На 1931 г. было запланировано выстроить 221 общий барак с жилой площадью 89 284 кв.м. и стоимостью 3612,7 тыс. рублей. Эти цифры показывают, что плановая стоимость строительства одного квадратного метра жилой площади в общих бараках в 1931 г. должна была составить чуть ли не в два раза меньшую сумму – 40 руб. за квадратный метр.

Помимо дощатых, в Магнитогорске возводились и каменные общие бараки. Правда, строились они только в 1929-1930 гг. Скорее всего, это был «побочный» продукт рытья котлованов под фундаменты цехов комбината, по ходу которого извлекался естественный, т.н. «дикий» камень. Это подтверждается историческими свидетельствами: «Мы переехали в барак из дикого камня (на 6 участке). Там жили человек 80 – 100 ... Печки выводили в окна. Женатые жили там же в бараке, отгородившись одеялами, а то и просто так ... » [11, Л. 49]. Площадь одного каменного барака составляла 1332 кв.м., стоимость одного кв. метра жилой площади – 42 рубля. В 1931 г. их строительство не велось и не планировалось.

Идеологическая установка на упрощение и, как следствие, удешевление жилищного строительства, постоянно звучащая с высоких трибун с начала первой пятилетки, в марте 1931 г. получает законодательное воплощение – 23 марта 1931 г. Сектор капитальных работ и районного планирования Госплана СССР (со ссылкой на постановление СНК СССР «О плане финансирования рабочего жилищного строительства в 1931 г.», № 187 от 1 марта 1931 г., п. 11) издает постановление № 15 «О лимитах стоимости кв. метра жилой площади», законодательно устанавливает среднюю стоимость квадратного метра жилой площади в РСФСР – 103,5 руб. [12, C. 7], снижая ее, в сравнении с прежней (144 руб.- кв.м.) [13, C.10], примерно, на четверть.

Наркоматы и ведомства, руководящие жилищным строительством, проектировщики получают распоряжение до технически возможного минимума сократить употребление в жилстроительстве дефицитных материалов. Объясняется это необходимостью «построить на имеющиеся средства, как можно больше жилой площади». Для архитекторов это распоряжение выливается в ряд конкретных проектных заданий: а) создать такую внутреннюю планировку жилья, которая была бы способна обеспечить «высвобождение дополнительной жилплощади»; б) выработать такие типы жилых зданий, которые «в течение определенного времени» могут эксплуатироваться без водопровода и канализации, т.е. без ванн и туалетов; в) разработать проекты жилых зданий, которые могут возводиться без применения кирпича и с минимальным использованием лесных пиломатериалов [13, C. 6]. Подобное удешевление и «облегчение» жилищного строительства представляется, как стремление «удовлетворить чрезвычайно большую потребность в жилой площади растущих кадров рабочих» [13, C.6].

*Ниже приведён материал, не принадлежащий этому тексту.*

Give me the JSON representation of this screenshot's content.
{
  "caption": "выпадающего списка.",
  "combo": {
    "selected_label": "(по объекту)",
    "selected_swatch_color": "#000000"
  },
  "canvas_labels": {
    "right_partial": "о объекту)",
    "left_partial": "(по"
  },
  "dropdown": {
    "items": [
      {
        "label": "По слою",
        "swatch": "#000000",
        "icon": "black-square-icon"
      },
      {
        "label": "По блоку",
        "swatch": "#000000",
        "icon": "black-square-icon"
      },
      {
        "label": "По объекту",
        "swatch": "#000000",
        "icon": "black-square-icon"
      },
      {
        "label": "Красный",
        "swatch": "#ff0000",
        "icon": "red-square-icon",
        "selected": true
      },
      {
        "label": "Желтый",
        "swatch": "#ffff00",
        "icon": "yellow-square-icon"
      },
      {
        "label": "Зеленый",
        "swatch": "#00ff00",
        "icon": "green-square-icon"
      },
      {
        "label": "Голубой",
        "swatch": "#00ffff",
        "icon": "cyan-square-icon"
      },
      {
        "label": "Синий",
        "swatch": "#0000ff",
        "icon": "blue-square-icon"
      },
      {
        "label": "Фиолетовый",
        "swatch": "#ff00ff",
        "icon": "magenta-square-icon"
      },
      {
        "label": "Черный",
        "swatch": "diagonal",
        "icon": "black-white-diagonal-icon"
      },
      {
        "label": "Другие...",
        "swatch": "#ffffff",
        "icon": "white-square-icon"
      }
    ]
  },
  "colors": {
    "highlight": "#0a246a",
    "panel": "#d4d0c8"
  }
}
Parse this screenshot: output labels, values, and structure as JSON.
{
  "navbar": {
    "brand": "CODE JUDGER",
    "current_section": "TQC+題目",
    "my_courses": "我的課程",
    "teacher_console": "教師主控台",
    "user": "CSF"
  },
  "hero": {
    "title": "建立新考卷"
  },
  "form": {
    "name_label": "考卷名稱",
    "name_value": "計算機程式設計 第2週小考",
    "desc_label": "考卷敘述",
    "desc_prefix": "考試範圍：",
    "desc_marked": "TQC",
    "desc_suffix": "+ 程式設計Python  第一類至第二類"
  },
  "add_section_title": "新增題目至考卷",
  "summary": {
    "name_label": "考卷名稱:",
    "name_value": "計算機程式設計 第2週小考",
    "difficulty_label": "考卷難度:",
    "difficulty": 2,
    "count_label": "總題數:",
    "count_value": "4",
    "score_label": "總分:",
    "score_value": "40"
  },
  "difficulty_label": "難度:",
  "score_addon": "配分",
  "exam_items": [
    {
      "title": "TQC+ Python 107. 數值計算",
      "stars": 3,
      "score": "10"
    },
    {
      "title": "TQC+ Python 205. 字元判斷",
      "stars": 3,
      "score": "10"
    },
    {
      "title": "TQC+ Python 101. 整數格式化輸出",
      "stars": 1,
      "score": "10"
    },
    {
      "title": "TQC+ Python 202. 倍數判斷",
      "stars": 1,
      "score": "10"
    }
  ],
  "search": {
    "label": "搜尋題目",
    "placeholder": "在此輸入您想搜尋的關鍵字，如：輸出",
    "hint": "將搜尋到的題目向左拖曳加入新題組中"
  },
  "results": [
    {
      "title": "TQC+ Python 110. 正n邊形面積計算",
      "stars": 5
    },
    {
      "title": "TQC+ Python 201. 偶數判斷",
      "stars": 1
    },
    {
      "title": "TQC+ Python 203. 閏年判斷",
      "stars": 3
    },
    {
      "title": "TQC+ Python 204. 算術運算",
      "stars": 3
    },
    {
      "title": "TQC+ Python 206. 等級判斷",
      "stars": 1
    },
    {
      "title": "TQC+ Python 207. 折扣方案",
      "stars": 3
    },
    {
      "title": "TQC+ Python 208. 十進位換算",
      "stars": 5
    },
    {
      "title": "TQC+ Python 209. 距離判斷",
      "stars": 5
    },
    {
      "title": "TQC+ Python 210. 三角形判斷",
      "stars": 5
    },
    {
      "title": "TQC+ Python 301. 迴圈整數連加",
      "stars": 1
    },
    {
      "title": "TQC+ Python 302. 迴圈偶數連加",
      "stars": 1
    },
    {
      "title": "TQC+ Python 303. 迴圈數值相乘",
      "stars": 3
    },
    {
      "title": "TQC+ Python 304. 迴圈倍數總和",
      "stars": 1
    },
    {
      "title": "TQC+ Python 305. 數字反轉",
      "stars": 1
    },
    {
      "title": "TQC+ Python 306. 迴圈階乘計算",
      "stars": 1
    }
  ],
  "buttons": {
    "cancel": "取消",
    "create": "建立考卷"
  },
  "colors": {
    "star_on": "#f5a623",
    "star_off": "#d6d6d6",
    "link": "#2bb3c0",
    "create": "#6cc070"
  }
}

11 апреля 1931 г. – через полтора месяца после издания правительственного распоряжения о лимите стоимости жилья – Президиум Московского областного исполнительного комитета откликается на него собственным указанием о конкретных конструктивно-технических мерах по его выполнению: «Установить как обязательное правило толщину всех наружных кирпичных стен не более 1,5 кирпичей при кладке на теплом растворе без применения цемента (известково-шлаковый и смешанный диатомо-шлаковый известковый раствор); Установить предельную высоту жилых помещений в 2,8 метра; Установить применение деревянных перекрытий над подвалом, устраивая несгораемые перекрытия только над котельными, угольными и прачечными; Воспретить применение круглого лесоматериала на балки в межтопочных перекрытиях, заменив их досками на ребро. Отменить внутренние кирпичные стены, заменив их кирпичными столбами с деревянными прогонами и несущими перегородками; Воспретить устройство служебных балконов, эркеров, выступов и парапетов … развернуть в широком масштабе строительство особо удешевленных жилищ по типу улучшенных барачных зданий, с подразделением на отдельные комнаты и квартиры, с электрическим освещением и др. возможными хозяйственными и коммунальными удобствами. Установить для всех типов жилых помещений применение для кровли следующих материалов: а) толь; б) рубероид в) шифер этернитовый; г) фанеру с железнолем, д) гольцементный материал и др.» [14, C.10], .

Задача выработки экономичных проектных решений, казалось бы, является вполне осмысленной и очевидной. Одно лишь снижение высоты жилых помещений с 3 м. до 2,8 м дает возможность, например, в масштабах строительства одного только Моссовета сэкономить столько кирпича, леса и др. строительных материалов, что на них можно возвести дополнительно 350 квартир и поселить в них, в соответствии с московской практикой коммунального заселения тех лет – по 10 человек (2-3 семьи) [13, C.10],  в одну квартиру – около 35000 человек [13, C. 7]. Одна лишь замена лестниц по металлическим или железобетонным косоурам с железным балясником (перилами) и железобетонными ступенями на смешанные: на первых трех этажах – с деревянными ступенями по железобетонным косоурам и деревянными балясниками и на последних двух (верхних) этажах – совершенно деревянными дает экономию по программе строительства Моссовета в объеме 157 вагонов железа и 81 вагона цемента.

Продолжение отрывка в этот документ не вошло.